Avukatlar, ‘avukatlar gelmeksizin salonda bulunan avukatların da çıkacağını’ söylemesi üzerine mahkeme başkanı, “Olabilir, avukatlarla zorla duruşma yapmıyoruz” dedi.

Mahkeme başkanı avukatları dinlemeden yoklamaya başladı. Avukatlar ise alkışlar ve sıralara vurarak tepki gösterdi.

Meslektaşlarının salona alınmadığının tutanak altına alınmasını isteyen avukatların bu talebi de karşılanmadı.

Avukatlar duruşma salonunu terk etti

Mahkeme heyeti bütün tepkilere rağmen kimlik tespitlerine geçerken, avukatların salona alınmaması ve savunma hakkının engellenmesi üzerine içerideki avukatlar da salonu terk etti.

Mahkemeden alkışlarla uğurlanan avukatlara SEGBİS’le bağlanan HDP’liler de alkışlarıyla destek verdi.

Duruşma salonunda avukat kalmamasına rağmen mahkeme başkanı, kimlik tespitlerine devam etme kararı aldı.

Tutuklu siyasetçilerden itiraz

Tutuklu siyasetçilerden Alp Altınörs, “Avukatım olmadan kimlik tespiti yapılması hukuki değildir. Her aşamada müdafi desteğinden yararlanma hakkım vardır. Müşteki avukatlarının hepsi burada ama bizim avukatlarımız yok” diyerek avukatların salona alınmasını talep etti.

Mahkeme başkanı, bunun üzerine “Çağırın gelsin” dedi. Altınörs ise bunu mahkeme başkanının yapması gerektiğini söyledi.

Bunun üzerine mahkeme başkanı, Alp Altınörs’ün sözünü keserek tutuklu siyasetçilerden Ayhan Bilgen’in kimlik tespitine geçti.

Ayla Akat Ata ise “Bu koşullarda kimlik tespiti için bile sorularınıza yanıt vermem mümkün değil. Bu davanın böyle, avukatsız başlamış olması siyasi bir dava olduğunun ispatıdır” ifadelerini kullandı.

Duruşmaya SEGBİS ile bağlanan Emine Ayna, sorulan sorulara “Avukatım olmadan sorularınıza yanıt vermeyeceğim. Avukatımın salona girmesini talep ediyorum” dedi. Mahkeme başkanı bunun üzerine “Duruşma salonunun kapısı açık, isteyen girer” diyerek yanıt verdi.

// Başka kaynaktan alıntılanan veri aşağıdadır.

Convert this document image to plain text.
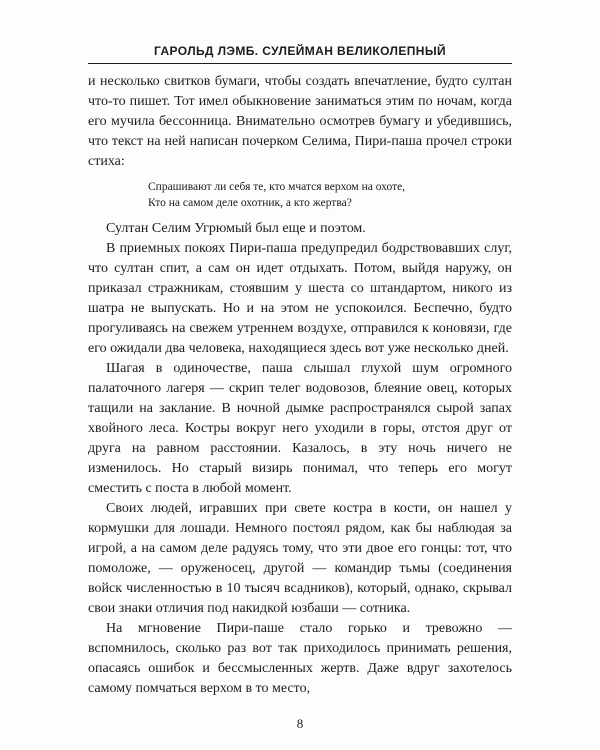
ГАРОЛЬД ЛЭМБ. СУЛЕЙМАН ВЕЛИКОЛЕПНЫЙ

и несколько свитков бумаги, чтобы создать впечатление, будто султан что-то пишет. Тот имел обыкновение заниматься этим по ночам, когда его мучила бессонница. Внимательно осмотрев бумагу и убедившись, что текст на ней написан почерком Селима, Пири-паша прочел строки стиха:

Спрашивают ли себя те, кто мчатся верхом на охоте,
Кто на самом деле охотник, а кто жертва?

Султан Селим Угрюмый был еще и поэтом.

В приемных покоях Пири-паша предупредил бодрствовавших слуг, что султан спит, а сам он идет отдыхать. Потом, выйдя наружу, он приказал стражникам, стоявшим у шеста со штандартом, никого из шатра не выпускать. Но и на этом не успокоился. Беспечно, будто прогуливаясь на свежем утреннем воздухе, отправился к коновязи, где его ожидали два человека, находящиеся здесь вот уже несколько дней.

Шагая в одиночестве, паша слышал глухой шум огромного палаточного лагеря — скрип телег водовозов, блеяние овец, которых тащили на заклание. В ночной дымке распространялся сырой запах хвойного леса. Костры вокруг него уходили в горы, отстоя друг от друга на равном расстоянии. Казалось, в эту ночь ничего не изменилось. Но старый визирь понимал, что теперь его могут сместить с поста в любой момент.

Своих людей, игравших при свете костра в кости, он нашел у кормушки для лошади. Немного постоял рядом, как бы наблюдая за игрой, а на самом деле радуясь тому, что эти двое его гонцы: тот, что помоложе, — оруженосец, другой — командир тьмы (соединения войск численностью в 10 тысяч всадников), который, однако, скрывал свои знаки отличия под накидкой юзбаши — сотника.

На мгновение Пири-паше стало горько и тревожно — вспомнилось, сколько раз вот так приходилось принимать решения, опасаясь ошибок и бессмысленных жертв. Даже вдруг захотелось самому помчаться верхом в то место,

8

Ardından Beyza Üstün’ün kimlik tespitine geçildi. Üstün, “Savunma hakkımı kullanmam için avukatlarımın burada olması gerekiyor. Avukatlarım olmadan kimlik tespitleri de dahil hiçbir sorunuza yanıt vermeyeceğim” dedi.

Üstün, “Hukukun gereğini yapın ve avukatlarımızı içeri alın” diye ekledi. Mahkeme başkanı buna rağmen sorularını sürdürdü. Arından Üstün’ün sorulara yanıt vermediğini tutanak altına aldı.

Figen Yüksekdağ ise “En temel hukuk kurallarından biri savunma hakkının eksiksiz yerine getirilmesidir. Hukukun yerine getirin, avukatlar olmaksızın duruşmaya başlayamazsınız” demesine karşın mahkeme başkanı, “Evli misiniz, ne iş yapıyorsunuz, adresiniz neresi, üzerinizde mal varlığı var mı?” diye soru sormaya devam etti. Yüksekdağ’ın itirazlarını sürdürmesi üzerine SEGBİS’in sesi kesildi.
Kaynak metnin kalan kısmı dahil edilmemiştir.